It’s crunch time for the royal marriage in The Crown, as word gets out about the Duke of Edinburgh’s private secretary, Mike Parker. Parker’s wife has decided to go ahead and file divorce on the grounds of adultery, leading to a lot of press speculation for the royals by association. When the reasons of the separation gets out there, the rumour mill goes into overdrive as to whether Philip might have been as ‘restless’ as his best friend whilst travelling together.
The Crown is, of course, pure period drama, centred around a historical basis and set in a very specific time. It’s episodes like this that remind you just how much time has changed, and how alien the setting now seems. The idea that an employee’s marriage breakdown can inspire a leap into rumours about the Queen’s husband seems like a stretch too far these days, but it appears that even the mention of the word ‘divorce’ had a very long reach 60 years ago. Our now diluted attention to celebrity as well as a different attitude to divorce does mean that these stretches aren’t made so much. This entire scandal documented in The Crown stands as a signal as to just how far protocols have changed.
Such are the rumours in this episode, that Philip returns to Elizabeth with hat in hand and in disgrace. In the end, their terse conversation glimpsed in episode one brings us to an unprecedented negotiation so that the marriage can survive – by giving the Queen’s consort the title of Prince for the first time. It’s been painful to watch Philip bite back at his unequal marriage, largely because the brunt lands on a woman who is simply working with the power that she’s been given. Unique amongst all other unions in the country of the time, he can’t be the patriarch, or even the equal hand in the family. Now, that discontent would rightly be a feminist issue but back then, it’s easy to feel both uncomfortable and ever-so-slightly understanding about how he reacts to the pressures of that society’s conventions.
That discomfort doesn’t go away for Philip after getting what he wants, either. Sitting in a silent hall on a newly embossed throne, he now looks at the faces of an establishment that has grudgingly bowed to his wishes. He’s the rebel and whether they do actually resent them or it’s all in his own head, he knows that he’ll forever feel like the outsider. Judging by those final scenes, Philip’s restlessness is unlikely to end – this title might just be another winning fight that’s utterly fruitless.
Having been largely centred on Philip and Elizabeth, we haven’t seen much of the rest of the cast so far in The Crown. Fortunately, Claire Foy and Matt Smith are more than up to the job. Foy, in particular, continues to use her uncanny skill of portraying so much with so little visible movement, capturing the rigid sense of duty that deftly separates Elizabeth’s public and private faces.

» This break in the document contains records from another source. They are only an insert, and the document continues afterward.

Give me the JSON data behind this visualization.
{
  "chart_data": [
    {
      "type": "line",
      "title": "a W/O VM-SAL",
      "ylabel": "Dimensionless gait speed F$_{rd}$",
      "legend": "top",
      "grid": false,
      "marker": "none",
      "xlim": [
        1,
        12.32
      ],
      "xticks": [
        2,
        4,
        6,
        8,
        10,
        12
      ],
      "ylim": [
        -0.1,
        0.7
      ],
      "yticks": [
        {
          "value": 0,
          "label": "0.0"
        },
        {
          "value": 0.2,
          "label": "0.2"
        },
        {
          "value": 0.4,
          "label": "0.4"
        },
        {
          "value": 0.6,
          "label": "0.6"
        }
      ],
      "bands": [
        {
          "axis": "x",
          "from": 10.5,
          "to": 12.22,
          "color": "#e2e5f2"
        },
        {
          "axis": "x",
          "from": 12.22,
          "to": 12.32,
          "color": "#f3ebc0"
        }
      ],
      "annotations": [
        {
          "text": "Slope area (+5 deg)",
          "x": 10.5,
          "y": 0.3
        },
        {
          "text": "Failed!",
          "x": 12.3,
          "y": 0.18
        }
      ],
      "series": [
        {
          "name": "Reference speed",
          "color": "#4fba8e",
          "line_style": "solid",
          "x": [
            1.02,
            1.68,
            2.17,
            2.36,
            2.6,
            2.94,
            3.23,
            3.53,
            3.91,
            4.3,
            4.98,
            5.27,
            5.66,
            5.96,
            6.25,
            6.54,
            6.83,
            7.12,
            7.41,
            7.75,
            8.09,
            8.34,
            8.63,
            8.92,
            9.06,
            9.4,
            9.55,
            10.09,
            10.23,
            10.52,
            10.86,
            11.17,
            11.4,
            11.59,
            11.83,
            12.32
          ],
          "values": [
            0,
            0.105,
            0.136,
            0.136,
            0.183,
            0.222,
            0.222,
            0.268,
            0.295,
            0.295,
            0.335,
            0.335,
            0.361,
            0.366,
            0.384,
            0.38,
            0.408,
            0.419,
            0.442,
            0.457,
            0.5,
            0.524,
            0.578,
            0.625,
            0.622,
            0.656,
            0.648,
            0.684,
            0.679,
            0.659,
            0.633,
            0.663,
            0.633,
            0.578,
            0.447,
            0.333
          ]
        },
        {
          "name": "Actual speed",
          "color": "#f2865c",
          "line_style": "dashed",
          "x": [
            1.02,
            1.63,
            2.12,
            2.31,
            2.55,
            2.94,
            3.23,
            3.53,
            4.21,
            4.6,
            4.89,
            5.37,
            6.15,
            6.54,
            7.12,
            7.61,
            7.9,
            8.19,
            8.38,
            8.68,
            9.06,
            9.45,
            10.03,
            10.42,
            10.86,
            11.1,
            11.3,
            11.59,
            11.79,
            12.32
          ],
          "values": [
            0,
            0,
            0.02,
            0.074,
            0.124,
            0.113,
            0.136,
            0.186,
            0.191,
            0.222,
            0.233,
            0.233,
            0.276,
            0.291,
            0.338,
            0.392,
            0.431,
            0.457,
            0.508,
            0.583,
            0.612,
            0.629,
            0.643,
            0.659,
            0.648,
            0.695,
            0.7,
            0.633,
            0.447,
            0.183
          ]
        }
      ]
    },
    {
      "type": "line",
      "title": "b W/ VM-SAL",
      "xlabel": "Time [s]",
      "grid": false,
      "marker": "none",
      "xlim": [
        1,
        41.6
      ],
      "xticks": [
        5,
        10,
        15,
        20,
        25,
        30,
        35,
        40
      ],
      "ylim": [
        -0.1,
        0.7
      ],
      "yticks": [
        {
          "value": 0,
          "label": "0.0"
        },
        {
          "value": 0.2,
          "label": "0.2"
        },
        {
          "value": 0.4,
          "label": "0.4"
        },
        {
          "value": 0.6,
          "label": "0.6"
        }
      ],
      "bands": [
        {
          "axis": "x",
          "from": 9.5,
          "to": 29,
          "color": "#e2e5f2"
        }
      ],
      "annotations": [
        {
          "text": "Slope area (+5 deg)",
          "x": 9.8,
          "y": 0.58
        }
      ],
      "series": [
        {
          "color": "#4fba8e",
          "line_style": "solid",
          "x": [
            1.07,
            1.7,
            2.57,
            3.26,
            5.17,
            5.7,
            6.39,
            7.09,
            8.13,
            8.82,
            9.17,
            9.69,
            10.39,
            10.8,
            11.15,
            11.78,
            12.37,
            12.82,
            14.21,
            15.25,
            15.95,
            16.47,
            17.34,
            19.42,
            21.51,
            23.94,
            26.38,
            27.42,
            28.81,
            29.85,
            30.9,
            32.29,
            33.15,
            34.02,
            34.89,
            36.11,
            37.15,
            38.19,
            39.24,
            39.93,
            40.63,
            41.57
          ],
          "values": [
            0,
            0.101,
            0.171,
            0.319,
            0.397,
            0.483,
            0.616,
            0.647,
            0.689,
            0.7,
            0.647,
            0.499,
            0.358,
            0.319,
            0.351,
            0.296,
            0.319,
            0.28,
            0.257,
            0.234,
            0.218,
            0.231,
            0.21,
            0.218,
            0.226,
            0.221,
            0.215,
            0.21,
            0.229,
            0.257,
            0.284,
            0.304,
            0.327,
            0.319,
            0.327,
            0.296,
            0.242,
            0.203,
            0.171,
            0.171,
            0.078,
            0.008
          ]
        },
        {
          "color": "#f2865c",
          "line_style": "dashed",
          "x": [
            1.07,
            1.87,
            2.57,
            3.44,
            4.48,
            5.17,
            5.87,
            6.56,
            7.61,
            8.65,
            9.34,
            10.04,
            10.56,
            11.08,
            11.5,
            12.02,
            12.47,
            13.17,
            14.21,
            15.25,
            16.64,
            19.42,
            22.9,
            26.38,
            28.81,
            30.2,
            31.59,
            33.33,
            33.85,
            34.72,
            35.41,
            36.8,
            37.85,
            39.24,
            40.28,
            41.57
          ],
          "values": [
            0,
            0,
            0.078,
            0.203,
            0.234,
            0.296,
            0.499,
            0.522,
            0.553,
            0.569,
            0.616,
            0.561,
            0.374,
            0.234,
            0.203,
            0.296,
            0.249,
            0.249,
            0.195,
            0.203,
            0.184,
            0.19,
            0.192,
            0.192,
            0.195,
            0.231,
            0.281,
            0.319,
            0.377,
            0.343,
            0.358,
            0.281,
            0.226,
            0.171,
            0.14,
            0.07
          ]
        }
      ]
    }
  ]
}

Writer Peter Morgan also provides his characters with lines so rich, they’re almost overdone. In a discussion with Philip over what royal life means for Elizabeth, Mike Parker points out that when it comes to their son Charles, ‘having a child who, through no fault of his own, represents your own death can’t be easy’. It’s a fascinating concept in the centre of monarchy, and one so rare in life that that it’s difficult to get your head around. The Crown is great at these moments, always using the odd opportunities to remind us of the nature of the establishment itself. After all, the series isn’t called ‘The Queen and Her Husband’ for a reason.
As the motif of shaving in this episode represented the choice to cast off the past, so we must now see whether the events of the last episodes can be truly left behind. Prince Philip and Queen Elizabeth may have some rebuilding to do, but for those of us familiar with historical events, their own personal dark period is likely to start fading. I say that now – who knows what Peter Morgan has discovered or speculated? I guess we’ll find out.